[ Haftalık Unutulmaz Oyun Müzikleri köşemizde hafızalarımızdan çıkmak bilmeyen, hepimizde derin izler ve tatlı anılar bırakan oyun müziklerini birlikte hatırlıyoruz. ]
Belki şu anda tüm gözler serinin devam oyununda olabilir ki bu durum gayet normal. Ellie’nin macerasının nasıl devam edeceğini, Joel’un tanıtımlarda neden arka planda yer aldığını ben de taş çatlatacak seviyede merak ediyorum. Üstelik piyasaya çıkışı iyice yaklaşmışken, oyunun baş direktörü Neil Druckmann “Gözyaşlar sel oldu” demişken nasıl da beklemeyelim değil mi?
Ancak unutmamamız gereken bir durum var, o da bu büyük beklentilerin belki de en önemli sebebinin ilk oyunda bizlere oluşturduğu duygular olması. Karakterleri gerçek dünyadan birileri gibi benimsememiz ve uzun zamandır haber alamadığımız yakın arkadaşımız hakkında duyduğumuz merak gibi bir duygumuzun oluşması.
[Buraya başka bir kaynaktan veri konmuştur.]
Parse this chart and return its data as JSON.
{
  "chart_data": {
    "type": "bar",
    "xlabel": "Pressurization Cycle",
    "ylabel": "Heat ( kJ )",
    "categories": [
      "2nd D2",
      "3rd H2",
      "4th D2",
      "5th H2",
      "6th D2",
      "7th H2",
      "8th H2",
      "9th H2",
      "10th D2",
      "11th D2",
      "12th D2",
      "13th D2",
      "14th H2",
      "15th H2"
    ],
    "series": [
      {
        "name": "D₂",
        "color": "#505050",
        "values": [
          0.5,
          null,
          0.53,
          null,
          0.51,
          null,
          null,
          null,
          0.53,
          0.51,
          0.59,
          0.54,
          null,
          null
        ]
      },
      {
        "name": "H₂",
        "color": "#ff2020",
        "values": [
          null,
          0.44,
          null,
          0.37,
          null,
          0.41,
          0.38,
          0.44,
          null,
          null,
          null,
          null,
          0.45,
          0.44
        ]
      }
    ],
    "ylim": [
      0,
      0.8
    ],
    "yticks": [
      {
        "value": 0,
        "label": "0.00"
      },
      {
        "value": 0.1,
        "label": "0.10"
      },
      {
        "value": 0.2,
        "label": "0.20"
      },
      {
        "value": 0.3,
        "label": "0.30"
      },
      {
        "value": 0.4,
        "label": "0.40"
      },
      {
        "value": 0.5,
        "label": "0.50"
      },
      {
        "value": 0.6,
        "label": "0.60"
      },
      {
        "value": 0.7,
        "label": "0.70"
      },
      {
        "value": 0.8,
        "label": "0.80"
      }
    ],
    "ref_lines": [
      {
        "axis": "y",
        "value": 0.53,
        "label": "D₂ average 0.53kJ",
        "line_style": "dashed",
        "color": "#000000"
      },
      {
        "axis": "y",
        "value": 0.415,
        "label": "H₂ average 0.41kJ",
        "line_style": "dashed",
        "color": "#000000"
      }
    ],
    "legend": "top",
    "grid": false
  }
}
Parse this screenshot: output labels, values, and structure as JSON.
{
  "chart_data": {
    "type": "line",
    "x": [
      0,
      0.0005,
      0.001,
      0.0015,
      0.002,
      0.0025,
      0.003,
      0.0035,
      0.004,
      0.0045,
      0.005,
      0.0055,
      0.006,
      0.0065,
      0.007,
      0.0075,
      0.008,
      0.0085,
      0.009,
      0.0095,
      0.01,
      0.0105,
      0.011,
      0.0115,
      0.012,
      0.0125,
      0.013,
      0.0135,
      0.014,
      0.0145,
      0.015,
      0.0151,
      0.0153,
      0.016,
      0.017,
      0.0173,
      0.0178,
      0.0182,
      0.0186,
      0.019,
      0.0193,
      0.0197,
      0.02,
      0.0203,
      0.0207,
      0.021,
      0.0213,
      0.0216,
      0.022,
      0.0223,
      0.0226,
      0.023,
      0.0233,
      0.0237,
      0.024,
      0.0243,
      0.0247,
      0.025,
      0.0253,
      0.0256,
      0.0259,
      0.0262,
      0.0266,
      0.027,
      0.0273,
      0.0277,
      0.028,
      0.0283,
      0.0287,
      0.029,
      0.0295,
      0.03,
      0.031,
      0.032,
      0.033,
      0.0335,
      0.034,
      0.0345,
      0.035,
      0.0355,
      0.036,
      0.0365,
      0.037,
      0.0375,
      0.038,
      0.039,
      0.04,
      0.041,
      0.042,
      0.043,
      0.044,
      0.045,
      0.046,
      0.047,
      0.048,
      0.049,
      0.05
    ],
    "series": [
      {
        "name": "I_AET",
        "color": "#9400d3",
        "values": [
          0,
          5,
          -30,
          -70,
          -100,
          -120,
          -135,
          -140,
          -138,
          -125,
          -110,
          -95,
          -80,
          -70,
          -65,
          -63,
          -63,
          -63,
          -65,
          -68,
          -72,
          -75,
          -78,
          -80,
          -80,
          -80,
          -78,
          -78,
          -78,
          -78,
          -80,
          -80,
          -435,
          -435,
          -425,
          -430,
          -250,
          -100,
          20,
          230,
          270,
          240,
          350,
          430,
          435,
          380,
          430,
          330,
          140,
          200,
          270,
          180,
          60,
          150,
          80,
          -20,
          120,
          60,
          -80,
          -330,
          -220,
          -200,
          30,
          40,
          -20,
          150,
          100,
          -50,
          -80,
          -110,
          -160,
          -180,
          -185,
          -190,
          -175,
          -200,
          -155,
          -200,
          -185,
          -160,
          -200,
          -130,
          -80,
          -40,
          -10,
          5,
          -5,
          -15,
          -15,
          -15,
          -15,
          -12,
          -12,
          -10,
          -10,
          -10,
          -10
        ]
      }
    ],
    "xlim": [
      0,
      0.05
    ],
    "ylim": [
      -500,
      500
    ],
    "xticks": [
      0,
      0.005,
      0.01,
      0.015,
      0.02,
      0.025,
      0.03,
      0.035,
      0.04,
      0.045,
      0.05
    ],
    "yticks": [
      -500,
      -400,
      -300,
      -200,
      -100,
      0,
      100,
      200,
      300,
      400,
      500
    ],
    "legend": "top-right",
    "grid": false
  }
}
Bu içten duyguların oluşmasındaki belki de en büyük yardımcı müzikler tabii ki de. The Last of Us’ın atmosfere uygun, ağır müzikleri hep tam zamanında devreye girip mevcut durumu tahlil etmemizi ve hissetmemizi sağlıyor. Daha oyunun ana ekranında karşımıza çıkan tema müziği bizi oyunun atmosferinin nasıl olduğunu, ne tarz bir karanlık ve dramatik havayla karşılaşacağımızı çok başarılı bir şekilde anlatıyor.
Üstelik bu müzik sizi sadece oyuna ısındırmıyor, ayrıca tüm serüvenin bir haritasını çıkartıyor. Oyunu bitirdikten sonra ana temayı tekrardan dinlediğimizde bu durum çok daha anlaşılır oluyor. Tabii biz de zaten içimizde özümsediğimiz karakterlere bir de fon müziği ekleyerek aklımızda iyice kalıcı bir konuma oturtmuş oluyoruz.